Extraction of caffeine:

You had extracted 2 g of crude caffeine and you were in a hurry. Instead of doing the 6 successive extractions with 2ml portions of methylene chloride, you only did 2 successive extractions with 6 ml portions of solvent. Now, calculate the total mass of pure caffeine recovered in these 2 operations.

You didn't provide any data.

K = (organic phase)/(aqueous phase), solve to see how much stays in the aqueous phase, then do the extraction again. I think you will find that 2 extractions of 6 mL each will not be as efficient as 6, 2-mL extractions.

To calculate the total mass of pure caffeine recovered from the 2 operations, you need to know the percentage yield of caffeine in each extraction.

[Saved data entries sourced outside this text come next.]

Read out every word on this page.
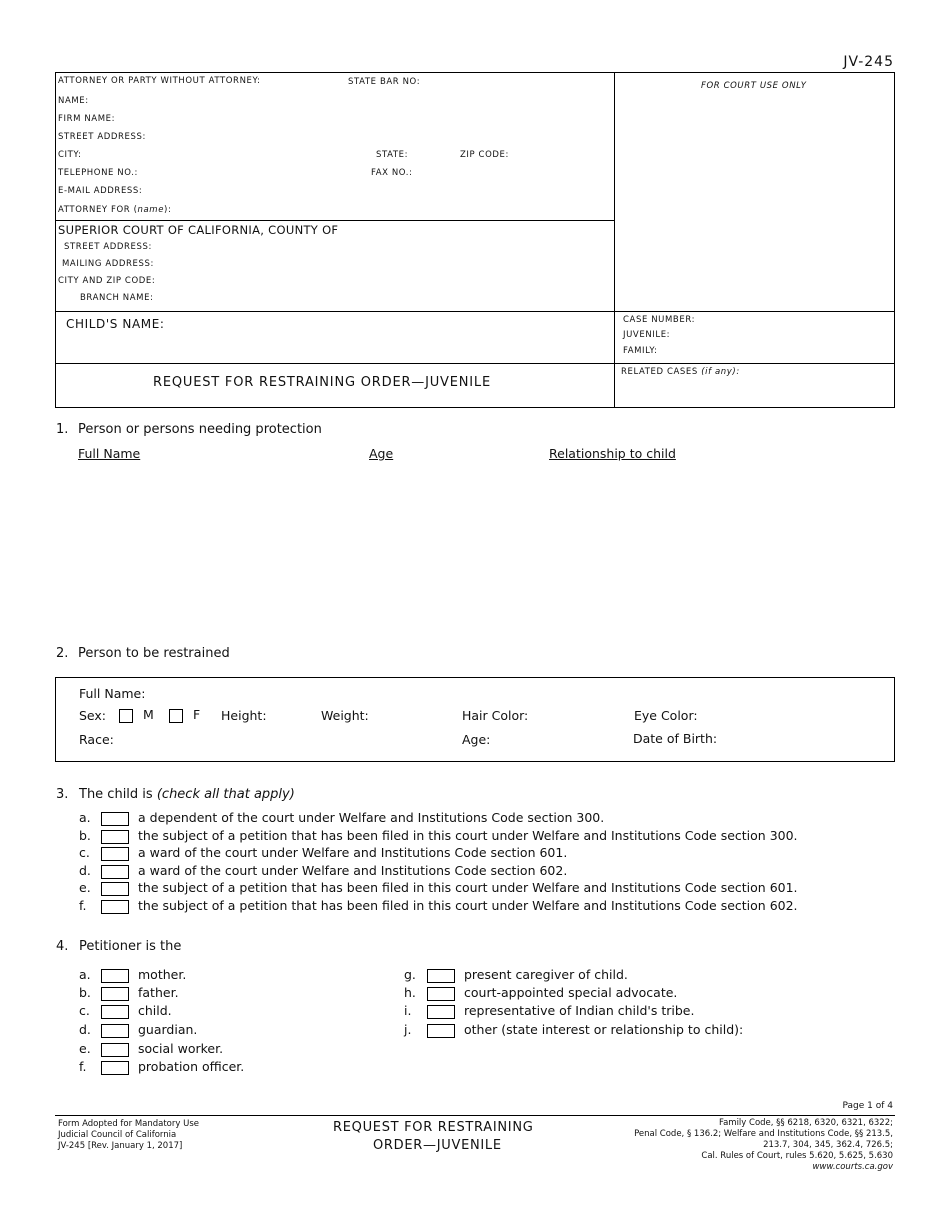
JV-245
ATTORNEY OR PARTY WITHOUT ATTORNEY:	STATE BAR NO:
NAME:
FIRM NAME:
STREET ADDRESS:
CITY:	STATE:	ZIP CODE:
TELEPHONE NO.:	FAX NO.:
E-MAIL ADDRESS:
ATTORNEY FOR (name):
FOR COURT USE ONLY
SUPERIOR COURT OF CALIFORNIA, COUNTY OF
STREET ADDRESS:
MAILING ADDRESS:
CITY AND ZIP CODE:
BRANCH NAME:
CHILD'S NAME:	CASE NUMBER:
JUVENILE:
FAMILY:
REQUEST FOR RESTRAINING ORDER—JUVENILE
RELATED CASES (if any):
1. Person or persons needing protection
Full Name	Age	Relationship to child
2. Person to be restrained
Full Name:
Sex:	M	F Height:	Weight:	Hair Color:	Eye Color:
Race:	Age:	Date of Birth:
3. The child is (check all that apply)
a.	a dependent of the court under Welfare and Institutions Code section 300.
b.	the subject of a petition that has been filed in this court under Welfare and Institutions Code section 300.
c.	a ward of the court under Welfare and Institutions Code section 601.
d.	a ward of the court under Welfare and Institutions Code section 602.
e.	the subject of a petition that has been filed in this court under Welfare and Institutions Code section 601.
f.	the subject of a petition that has been filed in this court under Welfare and Institutions Code section 602.
4. Petitioner is the
a.	mother.
b.	father.
c.	child.
d.	guardian.
e.	social worker.
f.	probation officer.
g.	present caregiver of child.
h.	court-appointed special advocate.
i.	representative of Indian child's tribe.
j.	other (state interest or relationship to child):
Page 1 of 4
Form Adopted for Mandatory Use
Judicial Council of California
JV-245 [Rev. January 1, 2017]
REQUEST FOR RESTRAINING
ORDER—JUVENILE
Family Code, §§ 6218, 6320, 6321, 6322;
Penal Code, § 136.2; Welfare and Institutions Code, §§ 213.5,
213.7, 304, 345, 362.4, 726.5;
Cal. Rules of Court, rules 5.620, 5.625, 5.630
www.courts.ca.gov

First, we need to determine the dilution factor caused by using larger extraction volumes. The original procedure calls for 2 ml portions of methylene chloride, but you used 6 ml portions instead. Thus, the dilution factor is 6 ml divided by 2 ml, which equals 3.

Now, let's assume that the percentage yield of caffeine in the original procedure (using 2 ml portions) is y%. This means that for every 100 g of crude caffeine extracted, y g of pure caffeine is obtained.

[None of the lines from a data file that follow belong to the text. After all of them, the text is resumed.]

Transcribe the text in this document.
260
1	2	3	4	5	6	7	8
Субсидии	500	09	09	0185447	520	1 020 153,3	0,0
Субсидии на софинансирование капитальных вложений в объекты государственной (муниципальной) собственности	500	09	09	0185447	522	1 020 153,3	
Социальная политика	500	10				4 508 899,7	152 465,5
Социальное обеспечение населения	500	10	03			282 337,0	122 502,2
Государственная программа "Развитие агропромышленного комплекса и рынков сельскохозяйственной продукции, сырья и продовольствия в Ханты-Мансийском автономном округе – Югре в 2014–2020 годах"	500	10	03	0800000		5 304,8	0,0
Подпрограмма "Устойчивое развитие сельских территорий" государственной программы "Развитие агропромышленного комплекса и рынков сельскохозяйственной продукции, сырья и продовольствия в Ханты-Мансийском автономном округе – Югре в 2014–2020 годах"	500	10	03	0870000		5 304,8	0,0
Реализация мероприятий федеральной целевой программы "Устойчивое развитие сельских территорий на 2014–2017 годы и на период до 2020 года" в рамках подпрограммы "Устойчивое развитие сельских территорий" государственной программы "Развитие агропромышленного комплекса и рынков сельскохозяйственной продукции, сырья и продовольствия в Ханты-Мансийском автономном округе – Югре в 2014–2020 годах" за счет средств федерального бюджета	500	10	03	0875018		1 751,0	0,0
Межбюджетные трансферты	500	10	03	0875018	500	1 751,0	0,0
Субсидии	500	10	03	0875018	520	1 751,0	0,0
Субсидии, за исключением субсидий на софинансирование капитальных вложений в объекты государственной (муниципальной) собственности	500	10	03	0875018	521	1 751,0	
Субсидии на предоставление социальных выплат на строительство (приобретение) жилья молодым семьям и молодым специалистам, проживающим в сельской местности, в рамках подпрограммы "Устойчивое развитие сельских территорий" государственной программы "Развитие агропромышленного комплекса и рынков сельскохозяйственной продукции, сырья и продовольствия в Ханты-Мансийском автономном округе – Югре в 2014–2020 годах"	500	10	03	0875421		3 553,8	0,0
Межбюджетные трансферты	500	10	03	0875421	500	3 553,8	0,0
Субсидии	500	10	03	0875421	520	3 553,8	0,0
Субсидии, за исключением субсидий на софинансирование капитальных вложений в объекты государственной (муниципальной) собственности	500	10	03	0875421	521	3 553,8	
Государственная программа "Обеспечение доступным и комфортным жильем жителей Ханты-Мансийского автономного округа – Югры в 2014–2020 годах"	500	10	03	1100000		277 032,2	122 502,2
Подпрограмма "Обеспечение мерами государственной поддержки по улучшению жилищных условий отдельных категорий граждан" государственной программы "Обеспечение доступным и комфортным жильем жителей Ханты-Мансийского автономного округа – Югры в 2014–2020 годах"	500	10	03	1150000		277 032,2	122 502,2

In the first extraction with a 6 ml portion of solvent, the total amount of caffeine extracted from the original 2 g of crude caffeine is 2 g multiplied by (6 ml / 2 ml) = 6 g. Since the percentage yield is y%, the amount of pure caffeine recovered in this extraction is y% of 6 g, which is (y/100) * 6 g.

In the second extraction with another 6 ml portion of solvent, the total amount of caffeine extracted is again 6 g because we didn't receive any new crude caffeine. The amount of pure caffeine recovered in this extraction is also (y/100) * 6 g.

Finally, to calculate the total mass of pure caffeine recovered in these 2 operations, we need to sum up the pure caffeine obtained in both extractions:

Total mass of pure caffeine recovered = (y/100) * 6 g + (y/100) * 6 g = (y/100) * 12 g.

So, the total mass of pure caffeine recovered in these 2 operations is (y/100) multiplied by 12 g.